Hard-negative mining is essential for any contrastive reranker (random negatives teach nothing). See dataset_formats.md (Hard-negative mining section) and ../scripts/mine_hard_negatives.py.

Gotchas

  • BinaryCrossEntropyLoss without pos_weight when you have 5+ hard negatives per positive: the loss under-weights the positive signal. Set pos_weight=num_hard_negatives.
  • CachedMultipleNegativesRankingLoss + gradient_checkpointing=True: crash. Pick one.
  • Listwise losses with wildly different list lengths per query: some losses don't handle ragged lists well. Pad or truncate to a fixed length.
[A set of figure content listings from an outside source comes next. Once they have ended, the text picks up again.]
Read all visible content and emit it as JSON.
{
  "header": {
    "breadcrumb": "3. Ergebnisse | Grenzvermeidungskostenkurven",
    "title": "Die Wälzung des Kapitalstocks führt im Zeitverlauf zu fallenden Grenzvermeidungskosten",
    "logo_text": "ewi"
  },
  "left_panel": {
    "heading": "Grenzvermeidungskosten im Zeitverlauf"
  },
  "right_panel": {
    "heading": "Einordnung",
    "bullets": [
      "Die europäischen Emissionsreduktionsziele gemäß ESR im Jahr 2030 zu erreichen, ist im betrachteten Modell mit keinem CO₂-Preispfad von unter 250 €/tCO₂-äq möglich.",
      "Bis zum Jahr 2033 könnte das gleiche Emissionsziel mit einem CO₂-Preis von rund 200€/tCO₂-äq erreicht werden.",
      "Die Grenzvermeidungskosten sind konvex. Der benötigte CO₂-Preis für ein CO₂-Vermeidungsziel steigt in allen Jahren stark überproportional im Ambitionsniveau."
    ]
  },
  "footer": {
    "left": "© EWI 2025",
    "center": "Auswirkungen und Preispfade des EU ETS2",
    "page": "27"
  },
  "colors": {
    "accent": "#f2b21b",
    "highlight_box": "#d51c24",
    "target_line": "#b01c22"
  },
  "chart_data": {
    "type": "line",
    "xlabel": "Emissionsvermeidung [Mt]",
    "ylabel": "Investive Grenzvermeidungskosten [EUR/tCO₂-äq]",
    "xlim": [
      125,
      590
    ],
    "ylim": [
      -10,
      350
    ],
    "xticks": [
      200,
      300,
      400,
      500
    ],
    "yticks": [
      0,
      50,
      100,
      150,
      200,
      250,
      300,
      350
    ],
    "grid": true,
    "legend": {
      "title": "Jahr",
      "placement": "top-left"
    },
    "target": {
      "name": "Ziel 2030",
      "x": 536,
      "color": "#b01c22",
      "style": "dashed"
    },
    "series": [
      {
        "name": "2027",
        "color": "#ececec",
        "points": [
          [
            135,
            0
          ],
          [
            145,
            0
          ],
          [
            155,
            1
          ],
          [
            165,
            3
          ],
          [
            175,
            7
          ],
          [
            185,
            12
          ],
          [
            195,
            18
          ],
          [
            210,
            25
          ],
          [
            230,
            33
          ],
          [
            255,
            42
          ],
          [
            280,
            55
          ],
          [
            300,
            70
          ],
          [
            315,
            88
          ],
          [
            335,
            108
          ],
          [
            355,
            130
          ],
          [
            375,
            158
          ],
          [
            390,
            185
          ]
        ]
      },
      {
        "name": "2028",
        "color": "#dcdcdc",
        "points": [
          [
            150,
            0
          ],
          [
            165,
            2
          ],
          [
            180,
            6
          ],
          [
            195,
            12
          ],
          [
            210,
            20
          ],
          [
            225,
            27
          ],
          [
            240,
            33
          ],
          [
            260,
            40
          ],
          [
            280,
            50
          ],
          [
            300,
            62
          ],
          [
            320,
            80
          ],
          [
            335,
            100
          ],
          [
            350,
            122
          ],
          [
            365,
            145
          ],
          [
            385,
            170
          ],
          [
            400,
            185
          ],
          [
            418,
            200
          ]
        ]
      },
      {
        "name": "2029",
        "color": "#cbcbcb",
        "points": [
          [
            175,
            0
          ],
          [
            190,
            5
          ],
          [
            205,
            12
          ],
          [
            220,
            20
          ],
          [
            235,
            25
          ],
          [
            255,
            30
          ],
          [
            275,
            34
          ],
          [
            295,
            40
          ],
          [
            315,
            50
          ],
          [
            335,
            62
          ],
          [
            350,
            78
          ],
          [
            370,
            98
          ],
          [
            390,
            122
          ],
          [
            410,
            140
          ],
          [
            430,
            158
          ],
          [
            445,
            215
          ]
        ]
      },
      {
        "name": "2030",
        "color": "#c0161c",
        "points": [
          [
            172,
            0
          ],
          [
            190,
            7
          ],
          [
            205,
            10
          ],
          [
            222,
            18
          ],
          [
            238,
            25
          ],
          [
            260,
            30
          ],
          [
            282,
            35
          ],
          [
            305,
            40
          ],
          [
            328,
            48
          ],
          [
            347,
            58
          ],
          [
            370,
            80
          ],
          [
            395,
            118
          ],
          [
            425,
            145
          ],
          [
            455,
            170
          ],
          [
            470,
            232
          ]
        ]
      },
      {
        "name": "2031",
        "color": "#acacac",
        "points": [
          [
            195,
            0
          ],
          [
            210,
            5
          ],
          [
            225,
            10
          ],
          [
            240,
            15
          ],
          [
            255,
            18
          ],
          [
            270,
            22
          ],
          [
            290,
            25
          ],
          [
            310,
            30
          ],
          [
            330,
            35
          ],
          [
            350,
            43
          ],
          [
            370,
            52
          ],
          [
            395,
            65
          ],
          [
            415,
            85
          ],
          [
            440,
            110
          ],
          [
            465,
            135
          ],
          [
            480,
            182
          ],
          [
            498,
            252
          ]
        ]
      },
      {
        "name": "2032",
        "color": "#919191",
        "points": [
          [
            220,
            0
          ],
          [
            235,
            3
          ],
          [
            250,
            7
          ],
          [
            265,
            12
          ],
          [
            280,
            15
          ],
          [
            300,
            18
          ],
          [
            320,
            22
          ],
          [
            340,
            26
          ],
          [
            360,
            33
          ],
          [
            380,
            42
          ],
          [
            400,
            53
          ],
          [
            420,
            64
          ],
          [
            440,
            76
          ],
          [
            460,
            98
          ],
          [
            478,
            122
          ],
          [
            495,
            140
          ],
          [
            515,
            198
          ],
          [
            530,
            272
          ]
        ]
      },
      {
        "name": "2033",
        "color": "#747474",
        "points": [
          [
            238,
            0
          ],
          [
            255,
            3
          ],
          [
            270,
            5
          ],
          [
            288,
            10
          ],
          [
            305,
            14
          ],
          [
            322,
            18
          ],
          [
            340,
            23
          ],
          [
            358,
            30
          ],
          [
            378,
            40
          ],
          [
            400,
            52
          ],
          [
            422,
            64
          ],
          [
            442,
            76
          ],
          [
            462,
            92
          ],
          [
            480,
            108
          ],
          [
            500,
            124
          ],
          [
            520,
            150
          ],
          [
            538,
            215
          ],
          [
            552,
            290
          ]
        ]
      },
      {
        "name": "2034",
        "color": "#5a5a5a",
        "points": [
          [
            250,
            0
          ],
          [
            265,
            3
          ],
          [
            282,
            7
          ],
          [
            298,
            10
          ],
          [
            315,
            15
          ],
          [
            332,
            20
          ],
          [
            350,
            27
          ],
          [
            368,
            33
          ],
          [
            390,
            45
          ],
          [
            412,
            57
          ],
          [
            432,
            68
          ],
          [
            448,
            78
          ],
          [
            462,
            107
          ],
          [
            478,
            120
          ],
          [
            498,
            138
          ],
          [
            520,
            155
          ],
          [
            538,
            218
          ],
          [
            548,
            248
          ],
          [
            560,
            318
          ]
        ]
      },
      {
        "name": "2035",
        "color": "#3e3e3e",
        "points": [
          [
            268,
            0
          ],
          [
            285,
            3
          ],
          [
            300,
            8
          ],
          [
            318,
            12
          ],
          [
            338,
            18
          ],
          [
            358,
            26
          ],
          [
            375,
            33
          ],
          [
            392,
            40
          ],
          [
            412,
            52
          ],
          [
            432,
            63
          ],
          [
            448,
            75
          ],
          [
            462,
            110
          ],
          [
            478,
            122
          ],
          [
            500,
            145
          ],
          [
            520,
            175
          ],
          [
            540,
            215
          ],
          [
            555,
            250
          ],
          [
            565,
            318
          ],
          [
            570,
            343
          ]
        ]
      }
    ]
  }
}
  • MarginMSELoss without precomputed teacher score diffs: this loss needs the score_diff label column populated from a teacher pass; it does not compute the teacher internally.
  • Training a cross-encoder with num_labels=1 then using CrossEntropyLoss: mismatch — BCE is for num_labels=1, CE is for num_labels>=2.
  • Default Sigmoid activation under any non-BCE loss: silently destroys eval ranking. Pass activation_fn=torch.nn.Identity() to CrossEncoder(...) for distillation, listwise, and pairwise losses (everything except BCE/CE). See the callouts in the Distillation and Listwise sections.
  • Custom CE head writing to the wrong feature key: a custom scoring head must populate features["scores"] (not features["sentence_embedding"]). Otherwise CrossEncoder.predict() raises KeyError: 'scores' at inference time, even though training succeeds.
  • Loading a CE with a custom-class head fails from a different script: if you defined a class ClassifierHead(nn.Module) inline in train.py and saved the model, modules.json records __main__.ClassifierHead. Loading via CrossEncoder("path") from any other entry point raises ImportError: Module '__main__' does not define a 'ClassifierHead' attribute. Either move the class into an importable file (my_pkg/heads.py), build the same shape from stock ST modules (Dense + LayerNorm + Dense), or document that the model is only loadable from the same script.